Потом обои угасали, уходили в тень, их напряженная задумчивость, годы и годы теснящаяся в этих чащах, преисполненных темных умозаключений, внезапно высвобождалась слепым воображаемым призраком ароматов, точно у старых гербариев, через сухие прерии которых пролетают стайки колибри, проносятся стада бизонов, степные пожары и всадники, у чьих седел покачиваются снятые скальпы.

Странная вещь, но до чего же старые эти помещения не способны обрести покой, трясясь над своим взбудораженным темным прошлым, как они опять и опять пытаются заново инсценировать давно уже предрешенные, потерпевшие крах события, проигрывают одни и те же ситуации в бесконечных вариантах, перелицовывая их так и этак бесплодной диалектикой обоев. Вот так до основания порченная и деморализованная тишина разлагается в беспрестанных размышлениях, в одиноких раздумьях, словно в безумии обегая обои бессветными проблесками. Стоит ли скрывать? Разве не приходилось тут еженощно усмирять чрезмерное возбуждение, вздымающиеся пароксизмы горячки, расслаблять их инъекциями тайных наркотических снадобий, что сводили их в пространные, целительные, успокоенные пейзажи, где среди расступающихся обоев мерцали водные зеркала и отражения?

Я услыхал какой-то шорох. Предшествуемый лакеем, он спускался по лестнице — приземистый, крепкий, экономный в движениях; его большие очки в роговой оправе блестели, и я не видел его глаз. Впервые я оказался с ним лицом к лицу. Он был непроницаем, и тем не менее я не без удовлетворения отметил, что уже после первых моих слов на лице у него резче обозначились две морщины, выдающие беспокойство и озабоченность. И хотя под слепым блеском очков он укрывал лицо маской высокомерной недосягаемости, я заметил, как в складках ее тайком проскальзывает бледный испуг. Постепенно он выглядел все заинтересованней, по серьезному выражению лица было ясно, что он начинает отдавать мне должное. Он пригласил меня в кабинет, который располагался рядом. Когда мы выходили, от дверей испуганно, словно она подслушивала, отскочила какая-то женщина в белом платье и поспешно удалилась в глубь дома Уж не гувернантка ли это Бьянки? Когда же я переступал порог кабинета, у меня было ощущение, будто я вхожу в джунгли. Мутно-зеленый полумрак этой комнаты был водянисто расчерчен тенями решетчатых жалюзи, закрывающих окна. Стены увешаны ботаническими таблицами, в клетках перепархивают крохотные яркие птички. Видимо, желая выиграть время, он принялся рассказывать мне об образчиках первобытного оружия — дротиках, бумерангах, томагавках, развешанных по стенам.
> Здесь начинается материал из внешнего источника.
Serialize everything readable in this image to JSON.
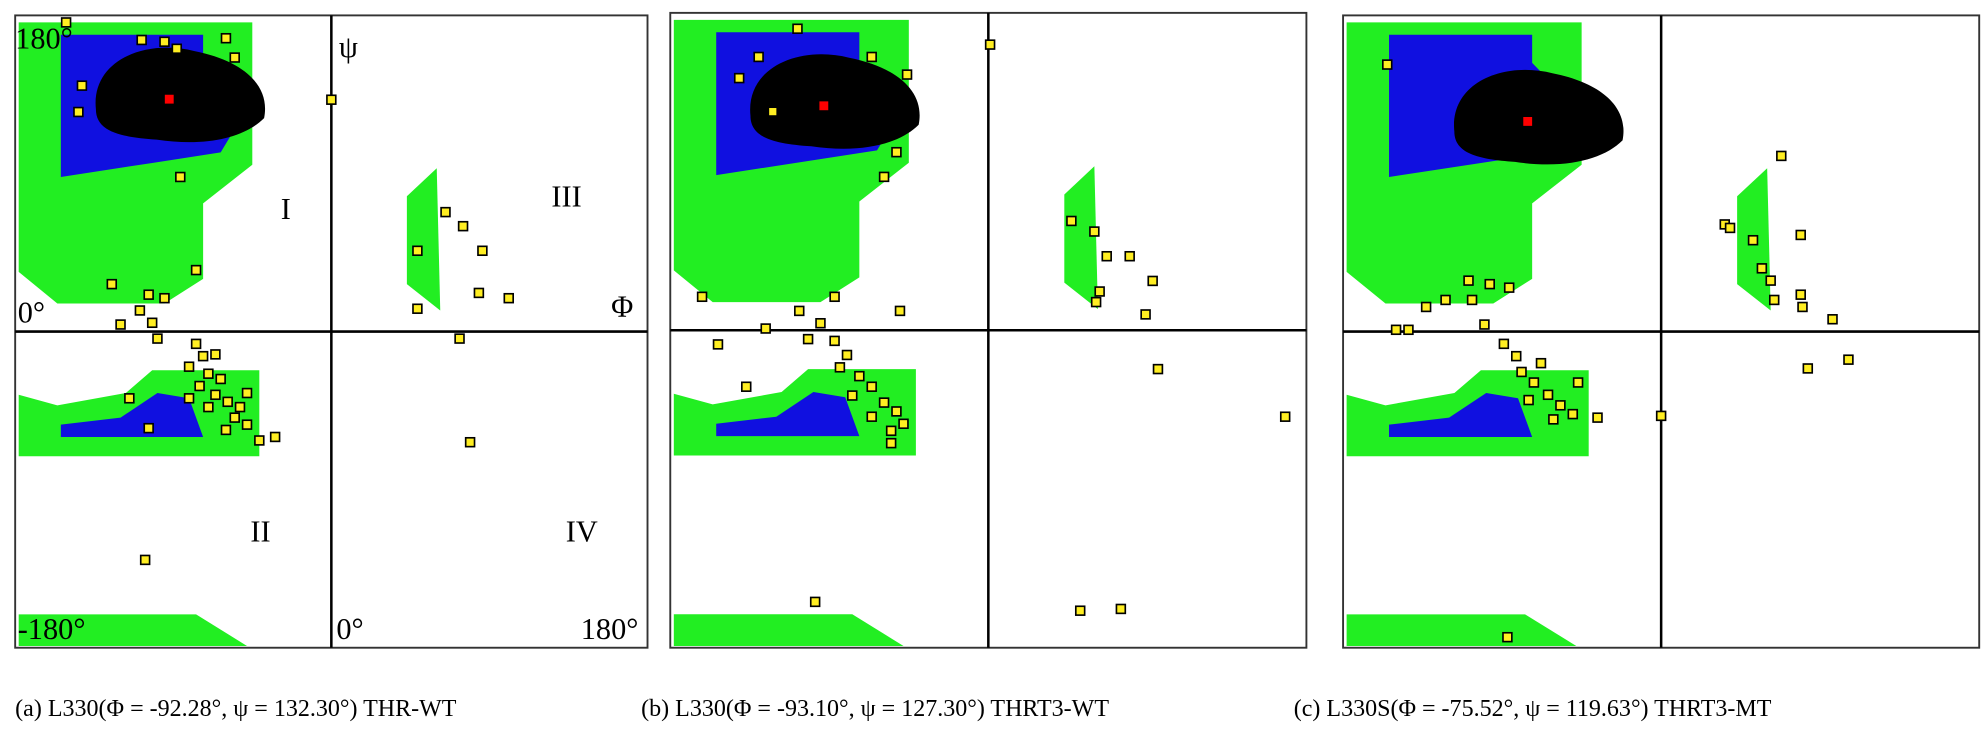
{
  "chart_data": [
    {
      "type": "scatter",
      "caption": "(a) L330(Φ = -92.28°, ψ = 132.30°) THR-WT",
      "annotations": [
        "180°",
        "ψ",
        "I",
        "III",
        "0°",
        "Φ",
        "II",
        "IV",
        "-180°",
        "0°",
        "180°"
      ],
      "xlim": [
        -180,
        180
      ],
      "ylim": [
        -180,
        180
      ],
      "highlight": {
        "x": -92.28,
        "y": 132.3,
        "color": "#ff0000"
      },
      "color": "#ffee22",
      "x": [
        -151,
        -142,
        -144,
        -108,
        -95,
        -88,
        -60,
        -55,
        -86,
        0,
        -125,
        -77,
        -104,
        -95,
        -109,
        -102,
        -120,
        -99,
        49,
        65,
        75,
        86,
        84,
        101,
        49,
        73,
        79,
        -106,
        -77,
        -73,
        -81,
        -70,
        -63,
        -75,
        -66,
        -59,
        -52,
        -70,
        -55,
        -48,
        -60,
        -41,
        -32,
        -104,
        -115,
        -66,
        -48,
        -81
      ],
      "y": [
        176,
        140,
        125,
        166,
        165,
        161,
        167,
        156,
        88,
        132,
        27,
        35,
        21,
        19,
        12,
        5,
        4,
        -4,
        46,
        68,
        60,
        46,
        22,
        19,
        13,
        -4,
        -63,
        -130,
        -7,
        -14,
        -20,
        -24,
        -27,
        -31,
        -36,
        -40,
        -43,
        -43,
        -49,
        -53,
        -56,
        -62,
        -60,
        -55,
        -38,
        -13,
        -35,
        -38
      ]
    },
    {
      "type": "scatter",
      "caption": "(b) L330(Φ = -93.10°, ψ = 127.30°) THRT3-WT",
      "xlim": [
        -180,
        180
      ],
      "ylim": [
        -180,
        180
      ],
      "highlight": {
        "x": -93.1,
        "y": 127.3,
        "color": "#ff0000"
      },
      "color": "#ffee22",
      "x": [
        1,
        -108,
        -130,
        -141,
        -122,
        -66,
        -46,
        -52,
        -59,
        -162,
        -153,
        -137,
        -126,
        -107,
        -87,
        -50,
        47,
        60,
        67,
        80,
        93,
        63,
        61,
        89,
        96,
        168,
        -98,
        52,
        75,
        -87,
        -80,
        -84,
        -73,
        -66,
        -77,
        -59,
        -52,
        -66,
        -55,
        -48,
        -55,
        -95,
        -102
      ],
      "y": [
        162,
        171,
        155,
        143,
        124,
        155,
        145,
        101,
        87,
        19,
        -8,
        -32,
        1,
        11,
        19,
        11,
        62,
        56,
        42,
        42,
        28,
        22,
        16,
        9,
        -22,
        -49,
        -154,
        -159,
        -158,
        -6,
        -14,
        -21,
        -26,
        -32,
        -37,
        -41,
        -46,
        -49,
        -57,
        -53,
        -64,
        4,
        -5
      ]
    },
    {
      "type": "scatter",
      "caption": "(c) L330S(Φ = -75.52°, ψ = 119.63°) THRT3-MT",
      "xlim": [
        -180,
        180
      ],
      "ylim": [
        -180,
        180
      ],
      "highlight": {
        "x": -75.52,
        "y": 119.63,
        "color": "#ff0000"
      },
      "color": "#ffee22",
      "x": [
        -155,
        68,
        36,
        39,
        52,
        79,
        57,
        62,
        79,
        64,
        80,
        97,
        83,
        106,
        0,
        -87,
        -150,
        -143,
        -133,
        -122,
        -109,
        -97,
        -86,
        -107,
        -100,
        -89,
        -82,
        -79,
        -72,
        -64,
        -75,
        -57,
        -50,
        -61,
        -36,
        -47,
        -68
      ],
      "y": [
        152,
        100,
        61,
        59,
        52,
        55,
        36,
        29,
        21,
        18,
        14,
        7,
        -21,
        -16,
        -48,
        -174,
        1,
        1,
        14,
        18,
        29,
        27,
        25,
        18,
        4,
        -7,
        -14,
        -23,
        -29,
        -36,
        -39,
        -42,
        -47,
        -50,
        -49,
        -29,
        -18
      ]
    }
  ]
}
Мое обостренное обоняние уловило запах кураре. И пока он манипулировал какой-то разновидностью дикарской алебарды, я порекомендовал ему быть осторожней и сдержанней в движениях, подкрепив свою рекомендацию внезапно выхваченным пистолетом. Несколько смущенный, он раздраженно улыбнулся и положил оружие на место. Мы сели за массивный письменный стол черного дерева. Я поблагодарил за предложенную сигару, но сказал, что не курю. Подобная осторожность снискала мне его уважение. С сигарой в уголке обвислого рта, он приглядывался ко мне с угрожающей, не возбуждающей доверия благожелательностью. Потом, небрежно перелистывая чековую книжку, как бы в рассеянности предложил мне компромисс, назвав цифру с несколькими нулями, и при этом зрачки его убежали к уголкам глаз. Моя ироническая улыбка заставила его быстро сменить тему. Со вздохом он раскрыл торговые книги. Начал растолковывать мне финансовое положение дел. Имя Бьянки ни разу не было произнесено ни одним из нас, хотя она присутствовала в каждом нашем слове. Я, не отрываясь, смотрел на него, с моих губ не сходила насмешливая улыбка. Наконец он бессильно положил руки на подлокотники кресла.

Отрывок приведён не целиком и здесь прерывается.